“I was born in Topsham, grew up in Brunswick, Topsham, and back to Brunswick. When I was a younger kid, my grandmother and grandfather had a farm in Topsham, so I used to bounce back and forth quite a lot, and go haying and stuff like that, clean hen houses,” muck out horse or cow stalls, “you name it.”

“As I got older I worked third shift in Augusta and I’d get up at about 4:30 or 5 o’clock in the afternoon and have something to eat, then put on my leather jacket and then used to come out here and play some Bingo and stuff like that. I was about 18.”
He worked at Edwards Mill, “which has burned down, it’s not there no more. I worked there 20 years. I was a third shift senior supervisor and I had two undergraduates under me, junior supervisors, and I gave up my title and that was 1971. In 1972 I went to work for CMP and I retired out of the mail room in 1995. I worked there 23 years.”

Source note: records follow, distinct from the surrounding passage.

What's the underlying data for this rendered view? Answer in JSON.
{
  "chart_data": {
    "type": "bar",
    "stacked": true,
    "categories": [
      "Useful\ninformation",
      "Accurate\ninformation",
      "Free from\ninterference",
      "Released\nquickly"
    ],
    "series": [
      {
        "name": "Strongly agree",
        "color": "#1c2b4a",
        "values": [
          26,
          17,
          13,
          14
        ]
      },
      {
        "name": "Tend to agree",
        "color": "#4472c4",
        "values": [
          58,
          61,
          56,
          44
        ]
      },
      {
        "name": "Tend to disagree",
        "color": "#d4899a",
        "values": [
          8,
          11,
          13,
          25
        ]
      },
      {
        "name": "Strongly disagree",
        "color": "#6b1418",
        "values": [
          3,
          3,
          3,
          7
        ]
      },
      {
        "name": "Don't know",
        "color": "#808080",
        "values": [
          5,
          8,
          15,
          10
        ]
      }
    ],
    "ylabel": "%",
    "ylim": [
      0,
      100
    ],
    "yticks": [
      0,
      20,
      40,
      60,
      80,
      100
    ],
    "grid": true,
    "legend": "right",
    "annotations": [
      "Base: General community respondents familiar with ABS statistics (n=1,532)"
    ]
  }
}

“When I worked at the mill, some guys used to approach me and tell me they were going to the Lewiston Fair or Scarborough, and ask me if I wanted to send some numbers, some doubles or whatever,” to bet in harness racing. “There were some times on the weekend some guy would come pick me up and we’d go to Scarborough or something like that, and after I retired 19 years ago, I had more time on my hands so I thought I’d get into it. It helps rid boredom. It’s something different, you get to meet — I met Bill here,” Brillant said, pointing to fellow harness racing follower Bill Sawyer.
In betting, “Doubles is very popular. There’s a lot of people who don’t go to races but they’ll send a number, with somebody. Their kids ages or their anniversary; they just kind of do it to get a few buck for spare and they would do that. The double is the horse in the first race that comes in first, and the horse in the second race that comes in first,” and costs $2 to place. “On this one here, I bet the 1, the 5 and the 4 — one of these horses to come in first and if one of these horses come in first, I have a chance to hit the double.”
As a kid at age 7 or 8, “they used to have a different grand stand here, and usually after the racing they’d have an orchestra there and you had dancing … When I was a kid,” people would be lined up in front of the grand stand, “and sometimes if you wanted to watch the race you’d have to go between the tents and lean against the fence and watch the horses go by. No, racing had slowed down a lot, and you can tell because the Lewiston fair has closed,” and its racetrack, which had yearround racing. “To me they had a lot of gamblers there because they had a lot of French workers there. You had I think seven textile mills there, so you had a lot of these people who used to go hang out at the race track.
Like everything else, you hate to see the old things go and new stuff come up.”
Monday, “It’s a kind of a perfect day to me because I’m not sitting here today,” but a nice breeze instead. The night before, “I stayed the whole time and I got to meet some bums that I use to bum around with, and some relatives I hadn’t seen for a while.”
Brillant, who came three hours early with Sawyer before the race Monday and with about an hour before the first race, said, “Right now you watching the horse and they’re just warming up. The best time to watch the horses is when they’re warming up before the race, the whole line up. You’ve got to check the horses out and see how they’re running.
“I’ll tell you a little secret. Everybody seems to have their own system,” when it comes to choosing winners. With race program and pen in hand, “What I do, is I add up the last three times that horse ran,” and look for the best averages, and check the odds listed. He also goes “by how much money they’ve made… and where they’ve run before,” such as Bangor, Presque Isle, Scarborough and sometimes New York.
Last year, he lost some money at the Topsham Fair and other tracks, but does well at Windsor Fair where he won $900 at the races in one day.
The more money you spend on a bet, the more you stand to win, and Brillant added he starts placing bigger bets “when I’m ahead. You try maybe some long shots.”